Two-dimensional in vitro models, over the years, have paved the road towards the understanding of C. trachomatis genital infection and outcomes. To date, alternative and more advanced platforms, like 3D cell cultures, that provide increased similarity to the in vivo physiology and pathology, have been helpful for investigating the complex pathogenetic mechanisms of other infectious pathogens, like SARS-CoV-2, and might also be fundamental for studying C. trachomatis genital infection, although their adoption is still at an early stage [55,56,71].
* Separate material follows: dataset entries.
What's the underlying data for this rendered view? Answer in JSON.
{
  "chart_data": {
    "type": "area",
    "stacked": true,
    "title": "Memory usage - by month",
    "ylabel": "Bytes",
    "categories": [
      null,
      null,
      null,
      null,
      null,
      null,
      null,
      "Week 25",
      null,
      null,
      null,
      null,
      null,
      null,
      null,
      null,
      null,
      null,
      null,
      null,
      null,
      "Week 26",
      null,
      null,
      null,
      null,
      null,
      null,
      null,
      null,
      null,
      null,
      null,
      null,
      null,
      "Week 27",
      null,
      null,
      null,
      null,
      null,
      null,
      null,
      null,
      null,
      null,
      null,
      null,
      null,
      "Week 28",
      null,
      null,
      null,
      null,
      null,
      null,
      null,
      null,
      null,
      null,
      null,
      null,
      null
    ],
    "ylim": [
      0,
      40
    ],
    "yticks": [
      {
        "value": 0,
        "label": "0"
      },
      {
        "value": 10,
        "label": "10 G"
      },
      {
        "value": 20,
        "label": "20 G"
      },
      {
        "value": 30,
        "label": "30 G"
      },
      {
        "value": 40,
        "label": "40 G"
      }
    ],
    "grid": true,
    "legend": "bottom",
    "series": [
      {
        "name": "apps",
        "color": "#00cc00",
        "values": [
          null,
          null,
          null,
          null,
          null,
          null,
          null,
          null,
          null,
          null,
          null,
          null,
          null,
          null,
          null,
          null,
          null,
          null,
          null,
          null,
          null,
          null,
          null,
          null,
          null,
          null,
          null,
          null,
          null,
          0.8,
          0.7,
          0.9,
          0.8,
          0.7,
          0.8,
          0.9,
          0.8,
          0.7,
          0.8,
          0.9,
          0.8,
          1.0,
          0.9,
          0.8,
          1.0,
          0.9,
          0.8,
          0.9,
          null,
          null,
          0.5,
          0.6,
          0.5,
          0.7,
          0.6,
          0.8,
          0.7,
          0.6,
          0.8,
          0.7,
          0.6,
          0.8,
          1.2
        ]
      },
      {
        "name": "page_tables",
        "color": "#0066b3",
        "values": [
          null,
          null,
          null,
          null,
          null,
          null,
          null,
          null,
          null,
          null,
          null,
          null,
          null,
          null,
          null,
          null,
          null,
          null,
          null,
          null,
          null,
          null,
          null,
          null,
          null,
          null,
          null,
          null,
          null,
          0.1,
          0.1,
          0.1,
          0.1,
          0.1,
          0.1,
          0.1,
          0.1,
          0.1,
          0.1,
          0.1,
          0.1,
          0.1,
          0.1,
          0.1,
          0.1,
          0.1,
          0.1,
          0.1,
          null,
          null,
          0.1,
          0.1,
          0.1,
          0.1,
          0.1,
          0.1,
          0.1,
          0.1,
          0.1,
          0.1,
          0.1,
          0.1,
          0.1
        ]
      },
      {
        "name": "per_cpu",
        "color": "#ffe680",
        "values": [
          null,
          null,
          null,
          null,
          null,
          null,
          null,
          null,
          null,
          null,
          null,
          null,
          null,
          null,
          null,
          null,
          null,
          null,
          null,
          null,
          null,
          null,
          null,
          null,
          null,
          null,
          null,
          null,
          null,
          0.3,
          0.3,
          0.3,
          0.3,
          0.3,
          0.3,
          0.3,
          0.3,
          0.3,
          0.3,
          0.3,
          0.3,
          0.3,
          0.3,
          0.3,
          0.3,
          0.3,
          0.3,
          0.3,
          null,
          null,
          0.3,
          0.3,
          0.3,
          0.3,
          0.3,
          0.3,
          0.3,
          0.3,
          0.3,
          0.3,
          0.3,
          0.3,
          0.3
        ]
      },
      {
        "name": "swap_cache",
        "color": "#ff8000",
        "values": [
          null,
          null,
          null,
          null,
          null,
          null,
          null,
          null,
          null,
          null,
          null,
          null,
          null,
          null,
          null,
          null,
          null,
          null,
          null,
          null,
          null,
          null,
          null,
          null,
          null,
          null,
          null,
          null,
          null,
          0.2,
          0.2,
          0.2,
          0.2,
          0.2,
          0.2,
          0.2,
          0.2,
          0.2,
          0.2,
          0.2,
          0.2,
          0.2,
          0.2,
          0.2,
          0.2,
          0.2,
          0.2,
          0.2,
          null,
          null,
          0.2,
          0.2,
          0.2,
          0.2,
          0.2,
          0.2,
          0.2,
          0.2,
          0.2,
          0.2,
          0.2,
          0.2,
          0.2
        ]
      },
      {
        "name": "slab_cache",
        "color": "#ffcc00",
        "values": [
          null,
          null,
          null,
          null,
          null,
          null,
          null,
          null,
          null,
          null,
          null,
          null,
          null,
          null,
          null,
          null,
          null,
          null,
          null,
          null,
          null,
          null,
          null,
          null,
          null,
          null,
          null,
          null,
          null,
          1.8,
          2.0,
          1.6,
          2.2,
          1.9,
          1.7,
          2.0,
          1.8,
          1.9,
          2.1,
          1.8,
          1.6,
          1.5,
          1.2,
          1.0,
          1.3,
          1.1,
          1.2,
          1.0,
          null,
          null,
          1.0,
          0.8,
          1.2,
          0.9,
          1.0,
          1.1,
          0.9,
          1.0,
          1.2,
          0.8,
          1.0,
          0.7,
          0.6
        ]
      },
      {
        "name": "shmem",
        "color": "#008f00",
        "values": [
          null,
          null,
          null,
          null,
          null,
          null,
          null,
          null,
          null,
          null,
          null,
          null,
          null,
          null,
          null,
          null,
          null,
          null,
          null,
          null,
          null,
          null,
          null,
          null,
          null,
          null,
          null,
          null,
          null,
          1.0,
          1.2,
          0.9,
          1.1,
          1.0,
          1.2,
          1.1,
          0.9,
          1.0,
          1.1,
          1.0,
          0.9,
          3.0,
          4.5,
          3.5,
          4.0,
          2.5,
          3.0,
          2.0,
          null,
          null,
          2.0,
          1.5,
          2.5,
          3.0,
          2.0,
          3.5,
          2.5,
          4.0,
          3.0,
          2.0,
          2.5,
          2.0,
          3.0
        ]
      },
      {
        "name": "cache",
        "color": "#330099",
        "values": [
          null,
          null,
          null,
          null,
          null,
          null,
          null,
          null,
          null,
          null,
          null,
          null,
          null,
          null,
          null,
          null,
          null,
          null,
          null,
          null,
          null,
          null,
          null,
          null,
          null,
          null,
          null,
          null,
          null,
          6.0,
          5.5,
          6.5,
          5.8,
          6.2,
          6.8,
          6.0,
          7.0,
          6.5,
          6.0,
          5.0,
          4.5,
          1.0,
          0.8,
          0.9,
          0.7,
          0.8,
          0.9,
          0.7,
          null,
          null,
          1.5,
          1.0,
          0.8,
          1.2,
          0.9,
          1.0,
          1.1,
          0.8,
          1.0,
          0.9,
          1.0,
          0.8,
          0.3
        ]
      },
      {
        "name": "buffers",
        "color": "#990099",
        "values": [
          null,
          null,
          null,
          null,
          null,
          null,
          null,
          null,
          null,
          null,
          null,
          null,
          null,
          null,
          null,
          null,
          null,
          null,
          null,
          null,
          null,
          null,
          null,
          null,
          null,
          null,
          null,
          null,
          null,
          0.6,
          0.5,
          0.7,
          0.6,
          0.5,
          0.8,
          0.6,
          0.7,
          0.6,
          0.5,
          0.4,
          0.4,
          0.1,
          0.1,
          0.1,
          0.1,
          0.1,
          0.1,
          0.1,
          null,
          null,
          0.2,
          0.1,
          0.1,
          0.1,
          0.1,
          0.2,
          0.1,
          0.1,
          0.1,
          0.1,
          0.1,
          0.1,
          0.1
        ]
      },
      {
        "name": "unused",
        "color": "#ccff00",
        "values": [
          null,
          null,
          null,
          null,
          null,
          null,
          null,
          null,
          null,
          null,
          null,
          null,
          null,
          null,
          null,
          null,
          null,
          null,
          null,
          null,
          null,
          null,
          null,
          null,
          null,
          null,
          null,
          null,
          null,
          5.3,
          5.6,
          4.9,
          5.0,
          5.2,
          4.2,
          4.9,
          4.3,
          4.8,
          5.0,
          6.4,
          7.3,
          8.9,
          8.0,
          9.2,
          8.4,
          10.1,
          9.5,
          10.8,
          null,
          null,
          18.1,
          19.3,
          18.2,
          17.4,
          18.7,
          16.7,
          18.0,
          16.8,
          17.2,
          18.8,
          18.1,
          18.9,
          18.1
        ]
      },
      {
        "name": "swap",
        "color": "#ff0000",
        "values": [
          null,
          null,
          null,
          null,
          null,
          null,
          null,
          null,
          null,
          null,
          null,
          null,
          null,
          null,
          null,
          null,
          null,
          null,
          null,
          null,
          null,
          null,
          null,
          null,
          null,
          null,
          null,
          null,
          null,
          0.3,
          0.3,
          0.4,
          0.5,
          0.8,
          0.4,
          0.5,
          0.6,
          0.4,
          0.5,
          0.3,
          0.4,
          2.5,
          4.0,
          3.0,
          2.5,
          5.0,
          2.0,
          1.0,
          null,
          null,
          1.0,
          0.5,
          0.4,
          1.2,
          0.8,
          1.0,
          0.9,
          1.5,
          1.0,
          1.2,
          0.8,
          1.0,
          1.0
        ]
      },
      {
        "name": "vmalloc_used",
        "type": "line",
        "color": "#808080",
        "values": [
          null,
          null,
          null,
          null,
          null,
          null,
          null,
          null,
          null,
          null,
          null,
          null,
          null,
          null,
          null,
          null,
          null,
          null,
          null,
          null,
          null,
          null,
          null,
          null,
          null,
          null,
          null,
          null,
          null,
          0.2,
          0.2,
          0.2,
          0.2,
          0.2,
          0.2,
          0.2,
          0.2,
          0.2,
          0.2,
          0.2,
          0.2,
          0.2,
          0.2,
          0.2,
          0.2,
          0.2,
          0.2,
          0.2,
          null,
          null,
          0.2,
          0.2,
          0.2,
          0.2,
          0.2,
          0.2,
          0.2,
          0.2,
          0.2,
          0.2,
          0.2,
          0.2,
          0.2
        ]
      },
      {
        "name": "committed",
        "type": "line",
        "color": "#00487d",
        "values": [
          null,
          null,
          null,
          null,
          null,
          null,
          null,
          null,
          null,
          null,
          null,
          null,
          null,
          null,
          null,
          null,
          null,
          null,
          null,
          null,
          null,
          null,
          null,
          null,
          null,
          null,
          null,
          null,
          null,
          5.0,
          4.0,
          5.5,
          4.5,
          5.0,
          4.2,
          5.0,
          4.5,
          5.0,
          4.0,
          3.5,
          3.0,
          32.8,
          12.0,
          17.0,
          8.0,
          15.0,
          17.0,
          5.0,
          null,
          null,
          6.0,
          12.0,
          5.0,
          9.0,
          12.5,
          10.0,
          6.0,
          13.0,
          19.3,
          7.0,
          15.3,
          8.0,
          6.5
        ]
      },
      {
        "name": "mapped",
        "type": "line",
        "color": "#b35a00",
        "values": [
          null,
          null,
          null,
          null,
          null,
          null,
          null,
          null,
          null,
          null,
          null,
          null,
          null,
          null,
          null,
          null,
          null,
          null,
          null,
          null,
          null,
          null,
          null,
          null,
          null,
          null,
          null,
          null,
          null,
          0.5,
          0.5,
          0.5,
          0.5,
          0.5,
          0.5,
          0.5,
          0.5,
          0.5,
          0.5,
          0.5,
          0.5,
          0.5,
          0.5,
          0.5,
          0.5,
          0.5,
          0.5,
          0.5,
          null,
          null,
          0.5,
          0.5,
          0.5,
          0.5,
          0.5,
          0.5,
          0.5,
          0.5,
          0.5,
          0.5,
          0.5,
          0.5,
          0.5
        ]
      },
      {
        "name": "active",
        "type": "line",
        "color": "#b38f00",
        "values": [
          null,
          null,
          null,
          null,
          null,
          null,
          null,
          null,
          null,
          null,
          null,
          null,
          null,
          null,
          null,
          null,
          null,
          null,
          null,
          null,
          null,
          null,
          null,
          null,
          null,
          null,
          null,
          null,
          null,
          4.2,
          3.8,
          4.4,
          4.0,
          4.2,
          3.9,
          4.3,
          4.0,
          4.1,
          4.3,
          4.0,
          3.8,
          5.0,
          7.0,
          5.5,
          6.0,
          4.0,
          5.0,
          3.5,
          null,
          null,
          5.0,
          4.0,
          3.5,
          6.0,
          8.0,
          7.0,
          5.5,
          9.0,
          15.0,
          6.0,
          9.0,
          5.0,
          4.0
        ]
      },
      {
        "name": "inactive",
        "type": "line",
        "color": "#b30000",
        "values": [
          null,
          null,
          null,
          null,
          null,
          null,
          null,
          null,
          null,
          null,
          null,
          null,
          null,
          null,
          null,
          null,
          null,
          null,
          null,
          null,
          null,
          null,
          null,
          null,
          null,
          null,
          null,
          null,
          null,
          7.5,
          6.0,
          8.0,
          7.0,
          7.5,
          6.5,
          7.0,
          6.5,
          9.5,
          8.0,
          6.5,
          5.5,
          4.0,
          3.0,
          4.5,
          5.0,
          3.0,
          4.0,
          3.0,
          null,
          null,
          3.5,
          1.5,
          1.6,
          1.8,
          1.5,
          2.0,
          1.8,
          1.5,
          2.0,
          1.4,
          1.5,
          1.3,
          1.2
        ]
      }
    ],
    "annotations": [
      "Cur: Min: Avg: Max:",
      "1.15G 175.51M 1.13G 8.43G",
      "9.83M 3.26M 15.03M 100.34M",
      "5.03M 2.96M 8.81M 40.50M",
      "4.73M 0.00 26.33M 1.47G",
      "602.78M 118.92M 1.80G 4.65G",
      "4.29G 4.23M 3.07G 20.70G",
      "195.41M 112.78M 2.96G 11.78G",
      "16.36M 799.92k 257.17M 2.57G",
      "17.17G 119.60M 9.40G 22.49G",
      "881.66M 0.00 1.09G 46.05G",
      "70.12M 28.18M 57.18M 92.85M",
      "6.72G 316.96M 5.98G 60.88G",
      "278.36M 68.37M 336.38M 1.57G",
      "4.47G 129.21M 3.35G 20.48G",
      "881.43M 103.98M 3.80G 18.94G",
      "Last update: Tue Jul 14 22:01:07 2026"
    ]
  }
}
Several systems exist as above described, and all of them have significantly expanded different aspects of biomedical research since they can mimic various important functions of different organs and tissues in vitro, or even replicate entire organs, and, hence, constitute a more realistic approach relative to traditional cell culture models. Indeed, they can incorporate multiple different structures and cell types, as for example immune cells, like monocyte-macrophages and neutrophils, or they can be used for studying co-infections, providing deeper insights into cellular interactions, drug screening, and the pathophysiology of various diseases [13]. However, they present several critical issues, including the lack of affordability, the more stringent culture conditions, low reproducibility, as well as the extensive operator’s skills and dedicated advanced facilities. In this regard, for example, 3D bioprinting is undermined by the difficulty in maintaining cell viability and function beyond diffusion limits, since the transport of nutrients and oxygen to each cell, as well as the removal of waste, must be guaranteed [48,49]. OOAC systems are still in development because they present difficulties in completely replicating the entire physiology of an organ, the need for better biocompatible materials with improved performance for cell environment fabrication, as well as the limited sensitivity and specificity of available sensors for monitoring physiological parameters more accurately [50,53]. Moreover, the complexity of these models is increased when multiple organs or complex tissues are integrated on a chip and a large amount of data is produced, requiring high-throughput analysis to reach accurate conclusions, like machine-learning techniques [52].

In the future, these advanced technologies for mimicking the physiology of human tissues and organs will represent a robust platform with the potentiality to lead to important breakthrough in the fields of chlamydial pathogenesis, diagnosis, prevention, and treatment.